IL-6 is produced by a large number of cell types, including fibroblasts, endothelial cells, keratinocytes, monocytes-macrophages, T-cells, mast cells, and a variety of tumor cell lines (Van Snick, J., Annu. Rev. Immunol. 8:253-278 (1990); Bauer, J. et al., Ann. Hematol. 62:203-210 (1991)). Accessory cells appear to produce the major source of IL-6, however, significant amounts of IL-6 are also produced by lymphocytes (Hirano, T. et al., Eur. J. Immunol. 18:1797-1801 (1988)).
IL-6 is a protein of 21-28 kD which exhibits extensive post-translational modification. cDNA encoding IL-6 has been cloned, and predicts a precursor protein of 212 amino acids including a hydrophobic signal sequence of 28 residues (Hirano, T. et al., Nature 324:73-76 (1986)). Recombinant human IL-6 can be obtained from Genzyme Corp., Boston, Mass.
IL-6 is secreted into the serum. Normal serum levels of IL-6 are less than 5 pg/ml (Nachbaur, D. M. et al, Ann. Hematol. 62:54-58 (1991)). The protein is not generally produced constitutively by normal cells (Akira, S. et al., Immunol. Rev. 127:25-50 (1992)). Indeed, constitutive expression is a characteristic of a number of pathologic conditions (such as psoriasis, rheumatoid arthritis, cardiac myxoma, multiple myeloma, Castleman's disease, and HIV infection. The level of IL-6 is regulated by positive or negative stimuli. For example, liposaccharides induce cells to produce IL-6; the secretion of glucocorticoids represses IL-6 expression (Akira, S. et al., Immunol. Rev. 127:25-50 (1992)). Other positive inducers of IL-6 production include viruses, interleukin-1 (IL-1), interleukin-3 (IL-3), granulocyte/macrophage-colony stimulating factor (GM-CSF), tumor necrosis factor (TNF), .beta.-interferon, and platelet-derived growth factor. IL-6 production is induced during acute inflammatory processes, and is produced by cells that have been injured.
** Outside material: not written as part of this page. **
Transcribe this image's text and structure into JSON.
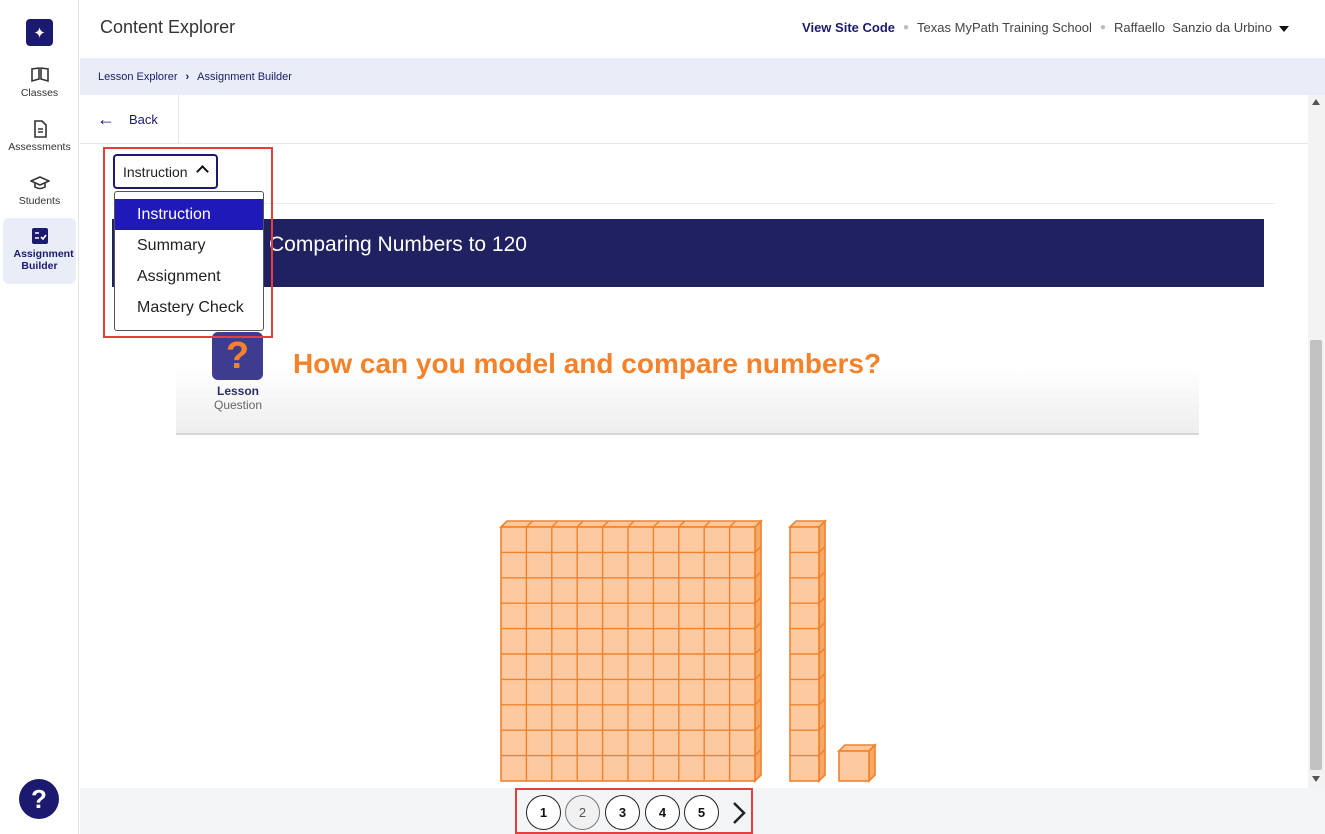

IL-6 induction rapidly follows injury or trauma. Plasma levels of IL-6 can be detected as early as 30 minutes after incision in patient's undergoing elective surgery (Shenkin, A. et al., Lymphok. Res. 8:123-127 (1989)). Maximal levels of IL-6 are found between 90 minutes and 6 hours post surgery (Pullicino, E. A. et al., Lymphok. Res. 9:2-6 (1990); Shenkin, A. et al., Lymphok. Res. 8:123-127 (1989)). In contrast, upon exposure to an infectious agent, elevated plasma levels may persist for days (Bauer, J. et al., Ann. Hematol. 62:203-210 (1991)). Maximal IL-6 plasma concentrations after sterile trauma, such as elective surgery, are about 100 pg/ml, which is orders of magnitude less than the level (up to 500 ng/ml) associated with bacterial infection (Fiedler, W. et al., Leukemia 4:462-465 (1990); Helfgott, D. C. et al., J. Immunol. 142:948-953 (1989)). Elevated serum levels of IL-6 have been observed in transplant rejection, and inflammatory bowel disease (van Oers, M. H. J. et al., Clin. Exper. Immunol. 71:314-319 (1988); Bauer, J. et al., Ann. Hematol. 62:203-210 (1991)).